4.1. Hetgeen appellant in hoger beroep heeft aangevoerd vormt geen aanleiding anders te oordelen dan de rechtbank heeft gedaan. De bezwaarverzekeringsarts heeft bij zijn beoordeling de informatie van de behandelend sector, waaronder informatie van psychiater W.H. Lionarons van 27 augustus 2010 en 1 oktober 2010, huisarts S.F. Gaffar van 5 oktober 2010 en reumatoloog S.P. Boyce van 16 september 2010, meegewogen. Daarnaast heeft de bezwaarverzekeringsarts appellant bij de hoorzitting gezien en heeft hij op verzoek van appellant inlichtingen ingewonnen bij neuroloog H.L. Hamburger. De bezwaarverzekeringsarts heeft vervolgens op grond van zijn onderzoeksbevindingen de door de verzekeringsarts vastgestelde belastbaarheid onderschreven.. Er is geen aanleiding om dit onderzoek onzorgvuldig te achten.
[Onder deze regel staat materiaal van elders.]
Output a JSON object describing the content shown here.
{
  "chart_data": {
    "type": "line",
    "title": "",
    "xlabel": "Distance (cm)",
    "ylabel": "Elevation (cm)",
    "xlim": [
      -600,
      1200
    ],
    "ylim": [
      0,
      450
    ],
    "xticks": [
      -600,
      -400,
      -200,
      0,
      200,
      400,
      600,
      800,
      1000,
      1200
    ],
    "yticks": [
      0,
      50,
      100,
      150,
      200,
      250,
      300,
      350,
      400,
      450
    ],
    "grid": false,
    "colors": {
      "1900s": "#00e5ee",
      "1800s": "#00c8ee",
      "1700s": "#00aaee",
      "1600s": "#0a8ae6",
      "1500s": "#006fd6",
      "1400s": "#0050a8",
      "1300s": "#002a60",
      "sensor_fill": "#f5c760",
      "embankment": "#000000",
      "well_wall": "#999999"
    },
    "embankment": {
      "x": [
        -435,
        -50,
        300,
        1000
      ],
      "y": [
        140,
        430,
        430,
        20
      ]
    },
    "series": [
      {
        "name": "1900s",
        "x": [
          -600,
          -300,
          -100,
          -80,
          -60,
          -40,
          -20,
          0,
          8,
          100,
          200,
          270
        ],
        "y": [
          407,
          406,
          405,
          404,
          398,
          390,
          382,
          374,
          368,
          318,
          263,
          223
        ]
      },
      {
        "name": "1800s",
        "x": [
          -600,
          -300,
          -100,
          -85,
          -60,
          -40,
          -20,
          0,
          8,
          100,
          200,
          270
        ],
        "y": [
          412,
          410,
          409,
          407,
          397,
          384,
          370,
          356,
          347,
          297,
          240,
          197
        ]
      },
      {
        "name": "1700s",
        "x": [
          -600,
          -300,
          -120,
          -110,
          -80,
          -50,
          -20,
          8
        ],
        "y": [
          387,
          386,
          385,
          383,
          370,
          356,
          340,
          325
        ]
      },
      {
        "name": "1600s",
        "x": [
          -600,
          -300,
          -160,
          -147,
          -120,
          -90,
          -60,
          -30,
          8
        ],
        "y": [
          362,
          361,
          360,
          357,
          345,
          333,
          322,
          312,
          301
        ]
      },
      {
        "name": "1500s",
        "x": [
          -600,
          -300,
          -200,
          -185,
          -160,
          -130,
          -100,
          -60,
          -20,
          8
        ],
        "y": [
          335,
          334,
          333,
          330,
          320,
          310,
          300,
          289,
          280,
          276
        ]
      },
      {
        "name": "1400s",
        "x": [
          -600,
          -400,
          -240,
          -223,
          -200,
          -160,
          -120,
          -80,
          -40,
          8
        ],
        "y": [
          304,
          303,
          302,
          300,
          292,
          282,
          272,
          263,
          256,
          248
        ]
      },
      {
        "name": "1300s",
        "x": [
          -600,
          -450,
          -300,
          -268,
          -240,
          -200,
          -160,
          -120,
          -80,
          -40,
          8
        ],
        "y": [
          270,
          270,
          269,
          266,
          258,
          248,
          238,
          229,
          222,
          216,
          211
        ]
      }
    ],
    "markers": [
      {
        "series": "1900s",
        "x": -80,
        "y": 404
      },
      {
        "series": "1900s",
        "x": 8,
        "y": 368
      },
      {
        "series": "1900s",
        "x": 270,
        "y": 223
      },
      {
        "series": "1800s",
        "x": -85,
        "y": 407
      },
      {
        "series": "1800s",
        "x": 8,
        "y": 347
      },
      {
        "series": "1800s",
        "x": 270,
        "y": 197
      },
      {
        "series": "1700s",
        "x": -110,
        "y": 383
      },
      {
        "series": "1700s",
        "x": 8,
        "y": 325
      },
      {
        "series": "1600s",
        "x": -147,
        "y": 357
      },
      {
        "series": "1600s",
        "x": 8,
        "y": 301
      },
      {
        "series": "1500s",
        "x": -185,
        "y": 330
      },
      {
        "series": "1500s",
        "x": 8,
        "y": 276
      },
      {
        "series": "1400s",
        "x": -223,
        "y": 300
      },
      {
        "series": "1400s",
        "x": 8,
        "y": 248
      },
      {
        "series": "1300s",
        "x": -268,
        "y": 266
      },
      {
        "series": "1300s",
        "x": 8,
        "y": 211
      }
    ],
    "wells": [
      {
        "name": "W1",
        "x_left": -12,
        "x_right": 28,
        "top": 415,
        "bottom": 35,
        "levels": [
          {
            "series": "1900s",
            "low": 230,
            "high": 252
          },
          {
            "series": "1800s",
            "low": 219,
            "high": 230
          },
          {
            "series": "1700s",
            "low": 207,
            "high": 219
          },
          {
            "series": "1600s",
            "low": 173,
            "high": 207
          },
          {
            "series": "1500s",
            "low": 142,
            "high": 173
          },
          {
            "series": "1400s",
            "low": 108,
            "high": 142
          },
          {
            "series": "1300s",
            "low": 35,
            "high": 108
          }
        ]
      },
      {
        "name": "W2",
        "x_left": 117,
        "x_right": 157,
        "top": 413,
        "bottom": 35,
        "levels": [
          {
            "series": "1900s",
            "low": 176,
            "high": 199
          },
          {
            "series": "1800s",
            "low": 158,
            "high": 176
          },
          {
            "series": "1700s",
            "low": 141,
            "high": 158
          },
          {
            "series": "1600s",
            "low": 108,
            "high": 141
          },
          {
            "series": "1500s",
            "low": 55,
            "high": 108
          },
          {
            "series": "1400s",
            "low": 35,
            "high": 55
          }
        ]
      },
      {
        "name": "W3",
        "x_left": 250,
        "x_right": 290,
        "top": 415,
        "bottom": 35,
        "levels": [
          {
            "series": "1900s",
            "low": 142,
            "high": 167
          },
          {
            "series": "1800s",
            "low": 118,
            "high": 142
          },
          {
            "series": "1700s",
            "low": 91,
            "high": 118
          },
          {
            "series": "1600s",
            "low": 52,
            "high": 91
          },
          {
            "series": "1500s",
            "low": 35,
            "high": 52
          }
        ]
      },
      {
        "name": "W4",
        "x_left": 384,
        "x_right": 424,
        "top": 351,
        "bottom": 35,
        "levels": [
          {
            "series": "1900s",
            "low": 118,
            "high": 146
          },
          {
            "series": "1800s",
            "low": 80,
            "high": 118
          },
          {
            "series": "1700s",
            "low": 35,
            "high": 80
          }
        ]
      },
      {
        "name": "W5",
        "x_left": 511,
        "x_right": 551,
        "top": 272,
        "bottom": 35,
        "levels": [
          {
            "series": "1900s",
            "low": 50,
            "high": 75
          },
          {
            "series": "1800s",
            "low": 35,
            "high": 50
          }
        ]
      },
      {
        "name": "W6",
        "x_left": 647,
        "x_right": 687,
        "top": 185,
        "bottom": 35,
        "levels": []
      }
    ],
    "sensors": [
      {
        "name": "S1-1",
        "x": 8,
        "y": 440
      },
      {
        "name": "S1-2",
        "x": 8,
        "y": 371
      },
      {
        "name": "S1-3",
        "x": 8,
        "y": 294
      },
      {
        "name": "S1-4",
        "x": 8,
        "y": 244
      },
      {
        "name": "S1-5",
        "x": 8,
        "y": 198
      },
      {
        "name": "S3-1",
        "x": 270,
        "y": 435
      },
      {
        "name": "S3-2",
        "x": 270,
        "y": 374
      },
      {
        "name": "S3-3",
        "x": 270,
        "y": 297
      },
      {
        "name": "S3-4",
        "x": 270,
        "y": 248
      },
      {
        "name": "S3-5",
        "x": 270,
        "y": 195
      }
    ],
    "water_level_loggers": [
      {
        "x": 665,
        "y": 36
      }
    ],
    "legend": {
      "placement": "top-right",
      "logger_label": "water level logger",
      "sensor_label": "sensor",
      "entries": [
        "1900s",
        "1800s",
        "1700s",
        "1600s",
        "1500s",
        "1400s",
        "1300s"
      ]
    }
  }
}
4.2. De beroepsgrond van appellant dat de bezwaarverzekeringsarts de diagnose hemiplegie niet bij zijn oordeel heeft betrokken en hiermee zijn ziekte heeft miskend, slaagt niet. Uit de verklaring van reumatoloog Boyce van 16 september 2010 komt naar voren dat appellant vanwege de door haar bij lichamelijk onderzoek gevonden hemiplegie links voor verdere diagnostiek is verwezen naar de neuroloog. Bij het inwinnen van inlichtingen bij de neuroloog heeft de bezwaarverzekeringsarts duidelijk melding gemaakt van de fysieke problemen van appellant in de vorm van hemiplegie links en (pseudo)epileptische aanvallen. Uit de informatie van de neuroloog van 22 november 2010 blijkt dat het neurologisch onderzoek geen afwijkingen liet zien. Ook bij aanvullend EEG-onderzoek en MRI LWK werden geen duidelijke afwijkingen geobjectiveerd. Volgens de neuroloog zijn de klachten van appellant waarschijnlijk eerder geestelijk dan lichamelijk bepaald.
4.3. Anders dan appellant heeft gesteld, heeft de bezwaarverzekeringsarts in zijn rapport van 2 december 2010 op inzichtelijke wijze uiteengezet waarom de informatie van psychiater Lionarons van 27 augustus 2010 en 1 oktober 2010, waarbij onder meer is vermeld dat bij appellant sprake is van een depressieve stoornis met paniekaanvallen en een persoonlijkheidsstoornis met borderline trekken, hem geen aanleiding heeft gegeven voor het oordeel dat de psychische belastbaarheid van appellant is overschat. De gestelde diagnose is op geen enkele wijze onderbouwd. De Raad wijst nog op het gegeven commentaar van de bezwaarverzekeringsarts, neergelegd in diens aanvullende rapportage van 26 januari 2011.
4.4. Appellant heeft niet aannemelijk gemaakt dat op de datum in geding sprake was van verdergaande beperkingen dan in de FML zijn opgenomen. De voorhanden zijnde medische informatie biedt daarvoor geen grond. Ook de in beroep overgelegde nadere informatie van psychiater Lionarons van 19 april 2011 en huisarts Gaffer van 28 april 2011 maakt dat niet anders.
4.5. Uitgaande van de juistheid van de vastgestelde FML is de Raad met de rechtbank van oordeel dat de functies die aan de schatting ten grondslag zijn gelegd in medisch opzicht geschikt zijn voor appellant, gelet op de aan deze functies verbonden belastende aspecten. Dit is met de rapporten van de (bezwaar)arbeidsdeskundigen van 23 juli 2010, 16 september 2010 en 11 februari 2011 voldoende verifieerbaar en inzichtelijk toegelicht.
4.6. Uit hetgeen onder 4.1 tot en met 4.5 is overwogen volgt dat het hoger beroep van appellant niet slaagt en dat de aangevallen uitspraak dient te worden bevestigd.
5. Voor een proceskostenveroordeling bestaat geen aanleiding.
BESLISSING
De Centrale Raad van Beroep bevestigt de aangevallen uitspraak.
Deze uitspraak is gedaan door C.P.J. Goorden als voorzitter en J.J.T van den Corput en A.I. van der Kris als leden, in tegenwoordigheid van D. Heeremans als griffier. De beslissing is uitgesproken in het openbaar op 17 oktober 2012.